Isso levanta uma questão que não foi respondida publicamente: como a CBF vai monitorar isso? Quem verifica se o filho do árbitro apostou? Qual é o processo de investigação? Quais são os direitos de defesa do árbitro acusado por comportamento de familiar?
A intenção de garantir integridade é legítima. O instrumento criado para isso é vago o suficiente para ser aplicado de forma arbitrária. E árbitro com cláusula de confidencialidade de dez anos não tem como denunciar se a aplicação for injusta.
O que o investimento real representa
R$195 milhões para arbitragem em dois anos é número significativo. É mais do que a maioria dos clubes da Série A gasta em estrutura de base por ano. Representa compromisso financeiro real da CBF com a categoria.

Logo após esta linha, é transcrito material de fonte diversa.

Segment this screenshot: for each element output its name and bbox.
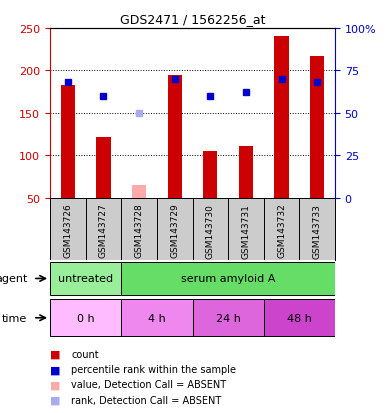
Text: GSM143727: GSM143727 (99, 203, 108, 258)
Text: value, Detection Call = ABSENT: value, Detection Call = ABSENT (71, 380, 226, 389)
Text: rank, Detection Call = ABSENT: rank, Detection Call = ABSENT (71, 395, 221, 405)
Bar (310, 57, 324, 198)
Text: 0 h: 0 h (77, 313, 94, 323)
Bar (275, 37, 289, 198)
Title: GDS2471 / 1562256_at: GDS2471 / 1562256_at (120, 13, 265, 26)
Text: 4 h: 4 h (148, 313, 166, 323)
Text: GSM143726: GSM143726 (64, 203, 72, 258)
Bar (132, 185, 146, 198)
Bar (203, 152, 218, 198)
Bar (121, 299, 192, 337)
Bar (192, 299, 264, 337)
Text: GSM143729: GSM143729 (170, 203, 179, 258)
Text: 48 h: 48 h (287, 313, 312, 323)
Bar (167, 76, 182, 198)
Text: ■: ■ (50, 349, 60, 359)
Text: ■: ■ (50, 364, 60, 374)
Bar (61, 85, 75, 198)
Text: untreated: untreated (58, 274, 113, 284)
Text: GSM143731: GSM143731 (241, 203, 250, 258)
Bar (239, 147, 253, 198)
Text: 24 h: 24 h (216, 313, 241, 323)
Text: agent: agent (0, 274, 27, 284)
Bar (50, 299, 121, 337)
Text: GSM143733: GSM143733 (313, 203, 321, 258)
Text: percentile rank within the sample: percentile rank within the sample (71, 364, 236, 374)
Bar (50, 262, 121, 296)
Bar (264, 299, 335, 337)
Text: ■: ■ (50, 380, 60, 389)
Text: GSM143728: GSM143728 (135, 203, 144, 258)
Text: count: count (71, 349, 99, 359)
Bar (121, 262, 335, 296)
Text: serum amyloid A: serum amyloid A (181, 274, 275, 284)
Text: GSM143730: GSM143730 (206, 203, 215, 258)
Text: ■: ■ (50, 395, 60, 405)
Text: GSM143732: GSM143732 (277, 203, 286, 258)
Text: time: time (2, 313, 27, 323)
Bar (96, 138, 110, 198)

Mas investimento financeiro sem reforma estrutural é gasto, não mudança. A arbitragem brasileira tem problema de credibilidade que não é resolvido com salário fixo. É resolvido com processo independente de avaliação, com transparência nos critérios de seleção de árbitros para jogos decisivos, e com mecanismo que permita ao árbitro reportar pressão indevida sem medo de represália contratual.

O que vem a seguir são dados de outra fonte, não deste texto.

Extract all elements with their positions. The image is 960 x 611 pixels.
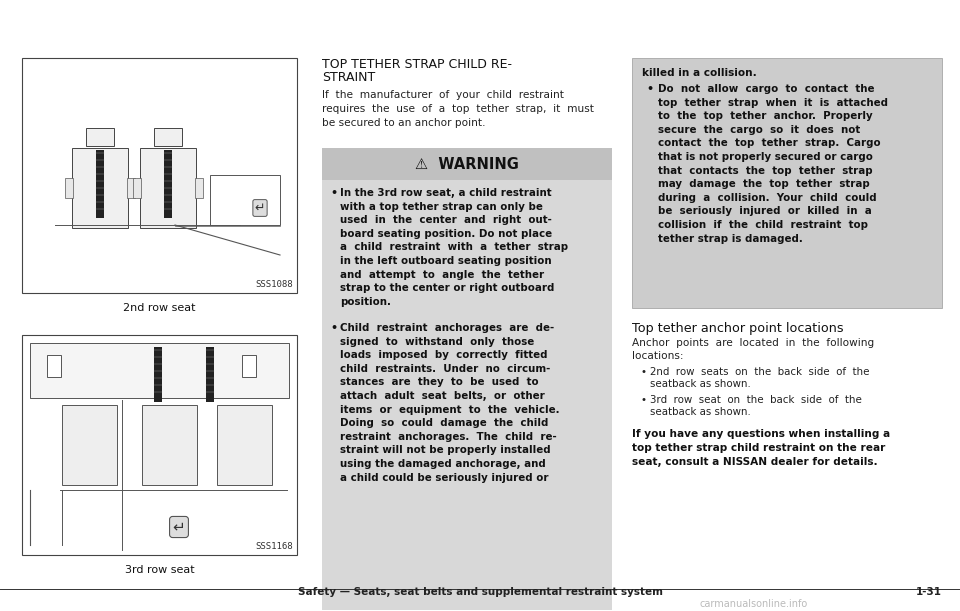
Bar xyxy=(242,355,256,377)
Text: seatback as shown.: seatback as shown. xyxy=(650,379,751,389)
Text: 3rd row seat: 3rd row seat xyxy=(125,565,194,575)
Bar xyxy=(133,178,141,198)
Bar xyxy=(195,178,203,198)
Bar xyxy=(154,128,182,146)
Bar xyxy=(96,150,104,218)
Bar xyxy=(206,347,214,402)
Bar xyxy=(30,343,289,398)
Bar xyxy=(322,148,612,180)
Bar xyxy=(322,180,612,610)
Text: If  the  manufacturer  of  your  child  restraint
requires  the  use  of  a  top: If the manufacturer of your child restra… xyxy=(322,90,594,128)
Text: 2nd row seat: 2nd row seat xyxy=(123,303,196,313)
Text: 3rd  row  seat  on  the  back  side  of  the: 3rd row seat on the back side of the xyxy=(650,395,862,405)
Bar xyxy=(22,335,297,555)
Bar xyxy=(142,405,197,485)
Text: •: • xyxy=(646,84,653,94)
Text: 2nd  row  seats  on  the  back  side  of  the: 2nd row seats on the back side of the xyxy=(650,367,870,377)
Text: 1-31: 1-31 xyxy=(916,587,942,597)
Bar xyxy=(62,405,117,485)
Text: ↵: ↵ xyxy=(254,202,265,214)
Text: killed in a collision.: killed in a collision. xyxy=(642,68,756,78)
Text: Child  restraint  anchorages  are  de-
signed  to  withstand  only  those
loads : Child restraint anchorages are de- signe… xyxy=(340,323,560,483)
Text: If you have any questions when installing a
top tether strap child restraint on : If you have any questions when installin… xyxy=(632,429,890,467)
Text: •: • xyxy=(640,395,646,405)
Bar xyxy=(210,175,280,225)
Bar xyxy=(47,355,61,377)
Text: carmanualsonline.info: carmanualsonline.info xyxy=(700,599,808,609)
Text: STRAINT: STRAINT xyxy=(322,71,375,84)
Text: SSS1088: SSS1088 xyxy=(255,280,293,289)
Text: ⚠  WARNING: ⚠ WARNING xyxy=(415,156,519,172)
Text: TOP TETHER STRAP CHILD RE-: TOP TETHER STRAP CHILD RE- xyxy=(322,58,512,71)
Text: Do  not  allow  cargo  to  contact  the
top  tether  strap  when  it  is  attach: Do not allow cargo to contact the top te… xyxy=(658,84,888,244)
Bar xyxy=(72,148,128,228)
Bar xyxy=(86,128,114,146)
Bar xyxy=(632,58,942,308)
Bar xyxy=(154,347,162,402)
Bar xyxy=(140,148,196,228)
Bar xyxy=(164,150,172,218)
Bar xyxy=(127,178,135,198)
Bar xyxy=(65,178,73,198)
Text: Safety — Seats, seat belts and supplemental restraint system: Safety — Seats, seat belts and supplemen… xyxy=(298,587,662,597)
Text: Anchor  points  are  located  in  the  following
locations:: Anchor points are located in the followi… xyxy=(632,338,875,361)
Text: •: • xyxy=(330,188,337,198)
Text: •: • xyxy=(330,323,337,333)
Bar xyxy=(217,405,272,485)
Text: •: • xyxy=(640,367,646,377)
Text: ↵: ↵ xyxy=(173,519,185,535)
Text: seatback as shown.: seatback as shown. xyxy=(650,407,751,417)
Text: Top tether anchor point locations: Top tether anchor point locations xyxy=(632,322,844,335)
Bar xyxy=(22,58,297,293)
Text: In the 3rd row seat, a child restraint
with a top tether strap can only be
used : In the 3rd row seat, a child restraint w… xyxy=(340,188,568,307)
Text: SSS1168: SSS1168 xyxy=(255,542,293,551)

Nada disso foi endereçado pelo programa Árbitros PRO.
O que a comparação europeia mostra
Os árbitros profissionais da Premier League têm vínculo com a PGMOL, entidade independente da Football Association, que gerencia a arbitragem. Não são contratados diretamente pela liga. Têm processo de avaliação conduzido por ex-árbitros, não por funcionários da entidade que administra o campeonato. E as avaliações de desempenho são parcialmente públicas.
Na Bundesliga, a DFB tem comissão de arbitragem com representação de ex-árbitros e clubes no conselho de gestão. O árbitro tem interlocutor no sistema que não é exclusivamente o mesmo organismo que o contrata.

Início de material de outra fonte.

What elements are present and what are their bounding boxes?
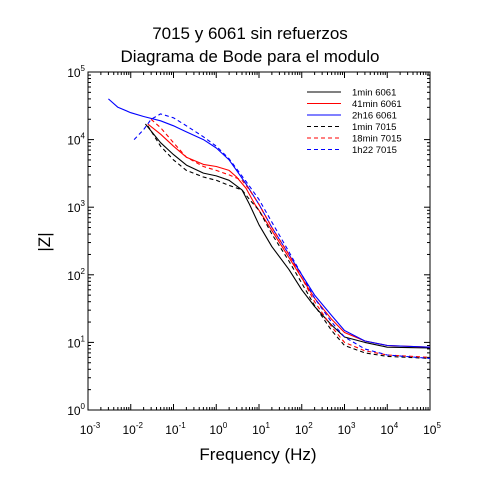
series-line (150, 118, 431, 358)
legend-label: 1min 7015 (352, 122, 396, 133)
plot-area: 10-3 10-2 10-1 100 101 102 103 104 105 100 101 102 1… (67, 64, 441, 437)
series-line (147, 125, 431, 359)
x-tick-label: 105 (423, 421, 441, 437)
chart-subtitle: Diagrama de Bode para el modulo (121, 47, 380, 66)
y-tick-label: 101 (67, 334, 85, 350)
chart-title: 7015 y 6061 sin refuerzos (152, 24, 348, 43)
x-axis-label: Frequency (Hz) (199, 445, 316, 464)
legend-label: 41min 6061 (352, 99, 402, 110)
y-tick-label: 104 (67, 132, 85, 148)
x-tick-label: 100 (209, 421, 227, 437)
y-axis-label: |Z| (35, 232, 54, 251)
legend-label: 1min 6061 (352, 88, 396, 99)
x-tick-label: 103 (338, 421, 356, 437)
y-tick-label: 103 (67, 199, 85, 215)
y-tick-label: 102 (67, 267, 85, 283)
legend-label: 18min 7015 (352, 134, 402, 145)
legend-label: 1h22 7015 (352, 145, 397, 156)
x-tick-label: 10-2 (123, 421, 144, 437)
series-line (133, 113, 431, 359)
x-tick-label: 104 (380, 421, 398, 437)
legend-label: 2h16 6061 (352, 111, 397, 122)
x-tick-label: 102 (295, 421, 313, 437)
y-tick-label: 100 (67, 402, 85, 418)
x-tick-label: 10-3 (80, 421, 101, 437)
x-tick-label: 101 (252, 421, 270, 437)
x-tick-label: 10-1 (165, 421, 186, 437)
series-line (144, 123, 431, 349)
series-line (108, 98, 431, 348)
y-tick-label: 105 (67, 64, 85, 80)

No Brasil, o árbitro profissionalizado de 2026 responde à CBF, é avaliado pela CBF, e assinou cláusula de sigilo que o impede de falar sobre a CBF por dez anos.
A reforma que ainda não aconteceu
O programa Árbitros PRO é passo na direção certa. Árbitros com salário fixo, com suporte físico e mental, com dedicação prioritária ao futebol, isso é melhor do que o modelo anterior onde apitavam como atividade secundária e recebiam apenas por jogo.
Mas reforma da arbitragem de verdade exige o que nenhuma entidade que administra seu próprio campeonato tem incentivo natural para fazer: criar mecanismo genuinamente independente de supervisão.
A CBF investiu R$195 milhões para melhorar a arbitragem. O mesmo padrão de gestão que gera dez demissões de técnico em dez rodadas vai continuar gerando reclamações de arbitragem enquanto quem avalia o árbitro for a mesma entidade que administra o campeonato que o árbitro apita.
Salário fixo não muda esse conflito de interesse. Só o cobre com número mais palatável.